Burton not only would go on to marry Honan, but also to work at The Villager as a news and feature writer, a job that she loved.

“I was a college student in Boston at the time in a cooperative education program in which I would study three months and they would place me in a job for three months,” Nancy recalled.

“After I met Bill, we were inseparable for 44 years! I quickly transferred to N.Y.U. to the journalism program, and there happened to be an opening for a reporter at The Villager. I was able to both do reporting and pursue my B.A. degree, after which I went on to become a reporter in the New York bureau of the Associated Press.

“Bill was so loved by all!” she said. “His crusading spirit, humanity and compassion drew me to him, not to mention his disarming charm, grace and wit.

“Bill was a sailor, too,” she added. “He loved serving as captain at the helm at The Villager, guiding the paper forward with his awesome navigational skills.”

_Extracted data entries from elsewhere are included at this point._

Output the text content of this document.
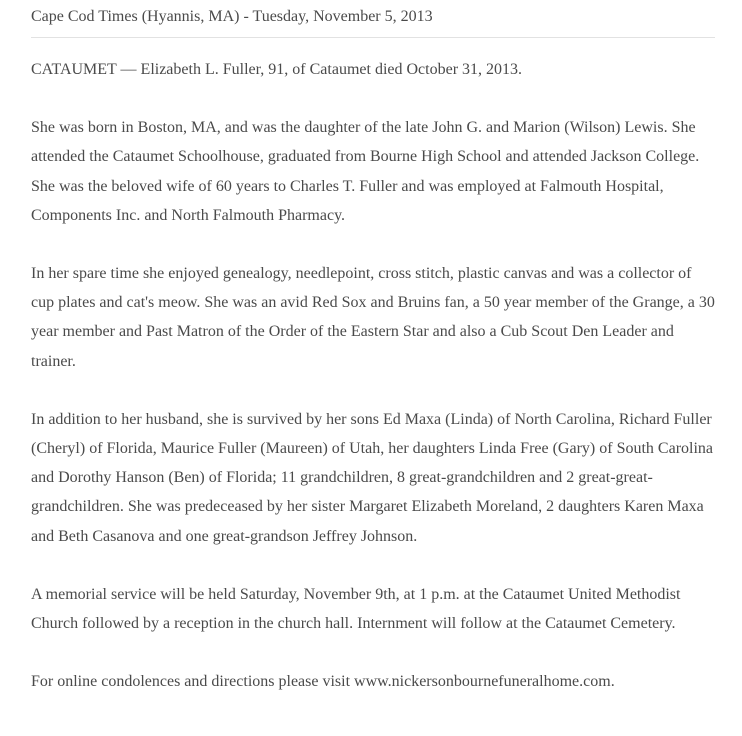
Cape Cod Times (Hyannis, MA) - Tuesday, November 5, 2013

CATAUMET — Elizabeth L. Fuller, 91, of Cataumet died October 31, 2013.

She was born in Boston, MA, and was the daughter of the late John G. and Marion (Wilson) Lewis. She attended the Cataumet Schoolhouse, graduated from Bourne High School and attended Jackson College. She was the beloved wife of 60 years to Charles T. Fuller and was employed at Falmouth Hospital, Components Inc. and North Falmouth Pharmacy.

In her spare time she enjoyed genealogy, needlepoint, cross stitch, plastic canvas and was a collector of cup plates and cat's meow. She was an avid Red Sox and Bruins fan, a 50 year member of the Grange, a 30 year member and Past Matron of the Order of the Eastern Star and also a Cub Scout Den Leader and trainer.

In addition to her husband, she is survived by her sons Ed Maxa (Linda) of North Carolina, Richard Fuller (Cheryl) of Florida, Maurice Fuller (Maureen) of Utah, her daughters Linda Free (Gary) of South Carolina and Dorothy Hanson (Ben) of Florida; 11 grandchildren, 8 great-grandchildren and 2 great-great-grandchildren. She was predeceased by her sister Margaret Elizabeth Moreland, 2 daughters Karen Maxa and Beth Casanova and one great-grandson Jeffrey Johnson.

A memorial service will be held Saturday, November 9th, at 1 p.m. at the Cataumet United Methodist Church followed by a reception in the church hall. Internment will follow at the Cataumet Cemetery.

For online condolences and directions please visit www.nickersonbournefuneralhome.com.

William Holmes Honan was born in Manhattan in May 1930. His father, William was a thoracic surgeon who died when Bill was five years old. His mother, Annette Neudecker, was a journalist. He earned a B.A. in history from Oberlin College and a master’s degree from the University of Virginia.

Among the books that he authored are “Visions of Infamy: The Untold Story of How Journalist Hector C. Bywater Devised the Plans that Led to Pearl Harbor,” and “Treasure Hunt: A New York Times Reporter Tracks the Quedlinburg Hoard.”

In addition to his daughter, a reporter for Reuters, and his wife of 37 years, Nancy Burton, he is survived by his sons, Bradley and Daniel, and two grandchildren. His brother, Park, a retired professor of English at Leeds University, England, also survives.

Carol Greitzer and James Lanigan, of the Village Independent Democrats club, beat De Sapio and his female running mate in the ’61 district leader race. Greitzer went on to be elected city councilmember.

“He was the one who really changed the nature of The Villager,” she said of Honan. “The paper had a lot of news about De Sapio’s people. And it had a lot on graduations and weddings, photos with short stories. The Village Voice was reporting on Democratic politics. He changed The Villager from a little society paper into a newspaper that reported the news. … I can still picture all those wedding and graduation photos.”